True Happiness. «Do you wanna go Las Vegas/looking for some true happiness», fragt der letzte der fünf Songs, die auf dem bei Konkord erschienen Minialbum versammelt sind. Obwohl – oder vielleicht gerade weil? – die beiden Gitarren Brainmanagerz davon zu reden wissen, dass es sie seit vielen Jahren herzlich wenig interessiert, eine konventionelle Band zu sein, für diese Ohren ein waschechter Hit. So wie der ganzen Platte das Kunststück gelingt, mit alten Aufnahmen jetzt dringend zu klingen, wie das Wiederhören mit dem 2016 verstorbenen Maler, Musiker und Brainmanagerz-Drummer Dieter Preisl nicht zur postumen Dokumentationsübung wird, sondern roh und durch und durch lebendig ist, mehr Aufbruch als Abschluss.
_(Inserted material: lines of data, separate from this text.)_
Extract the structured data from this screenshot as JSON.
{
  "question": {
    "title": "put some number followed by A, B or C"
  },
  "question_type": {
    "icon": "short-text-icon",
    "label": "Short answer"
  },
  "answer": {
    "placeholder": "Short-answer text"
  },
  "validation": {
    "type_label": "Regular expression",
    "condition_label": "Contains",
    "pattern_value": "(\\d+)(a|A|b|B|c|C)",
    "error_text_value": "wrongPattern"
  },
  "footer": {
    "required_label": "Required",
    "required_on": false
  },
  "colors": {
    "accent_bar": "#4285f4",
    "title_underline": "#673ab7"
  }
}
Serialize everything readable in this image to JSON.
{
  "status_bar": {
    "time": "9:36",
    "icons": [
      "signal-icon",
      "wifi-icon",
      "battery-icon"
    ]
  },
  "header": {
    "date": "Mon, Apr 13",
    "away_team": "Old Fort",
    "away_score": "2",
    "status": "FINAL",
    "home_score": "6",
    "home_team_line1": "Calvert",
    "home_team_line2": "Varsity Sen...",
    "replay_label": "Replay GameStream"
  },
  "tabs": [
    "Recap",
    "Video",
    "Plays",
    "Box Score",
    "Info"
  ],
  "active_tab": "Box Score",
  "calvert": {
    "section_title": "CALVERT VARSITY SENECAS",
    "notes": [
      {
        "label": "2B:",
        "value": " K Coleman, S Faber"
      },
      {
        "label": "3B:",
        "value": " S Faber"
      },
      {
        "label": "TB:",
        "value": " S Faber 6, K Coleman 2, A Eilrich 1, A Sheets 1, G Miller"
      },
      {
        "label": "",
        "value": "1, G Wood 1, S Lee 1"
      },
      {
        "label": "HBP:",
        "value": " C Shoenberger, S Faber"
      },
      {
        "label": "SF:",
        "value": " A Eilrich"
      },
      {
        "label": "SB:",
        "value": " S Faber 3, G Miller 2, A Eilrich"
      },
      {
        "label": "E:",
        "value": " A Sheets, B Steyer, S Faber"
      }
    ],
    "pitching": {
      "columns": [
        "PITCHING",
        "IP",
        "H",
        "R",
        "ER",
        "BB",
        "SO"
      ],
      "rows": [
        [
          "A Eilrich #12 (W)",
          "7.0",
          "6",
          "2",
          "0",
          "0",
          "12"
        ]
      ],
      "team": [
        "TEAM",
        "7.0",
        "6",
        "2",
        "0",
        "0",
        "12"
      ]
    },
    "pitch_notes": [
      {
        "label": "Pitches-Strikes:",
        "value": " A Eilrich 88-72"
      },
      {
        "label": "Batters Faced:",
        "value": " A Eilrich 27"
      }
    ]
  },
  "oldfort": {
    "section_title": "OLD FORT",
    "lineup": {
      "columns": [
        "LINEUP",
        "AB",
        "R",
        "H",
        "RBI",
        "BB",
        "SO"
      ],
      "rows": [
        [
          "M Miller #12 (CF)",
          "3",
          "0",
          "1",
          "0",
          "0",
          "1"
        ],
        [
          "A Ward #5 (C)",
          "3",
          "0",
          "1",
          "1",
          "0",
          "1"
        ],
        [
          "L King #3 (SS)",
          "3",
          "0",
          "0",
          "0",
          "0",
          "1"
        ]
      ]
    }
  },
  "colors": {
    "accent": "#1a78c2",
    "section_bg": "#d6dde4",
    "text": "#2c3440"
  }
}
Schon sind wir bei den womöglich «echten» Brainmanagerz, die sich durch einen Teil von Steves bildnerischer Arbeit ziehen, featuring eine bestimmte rote Baseballkappe, in Großbuchstaben darauf zu lesen BRAINMANAGERZ. «Crap-Rock» fällt einmal. Ein Begriff, nicht um die eigene Musik abzuwerten, sondern um die zu vermeidende Ödnis von Wiederholung, Berechenbarkeit und Marketing, die Erfolgsgeschichten in der Musik fast zwingend (auch) prägen, auszuschließen. So versuchen die aktuellen Brainmanagerz – Bassistin Eloui, Schlagzeuger Wolfram Leitner, und, ist er im Land, David Quigley an der Trompete – ihre Livekonzerte spannend zu halten, so wie Steve für jedes Konzert ein eigenes Plakat gestaltet. Zuletzt für jenes mit Thalia Zedek, mit einem blauen Auto. Wo fährt es wohl hin?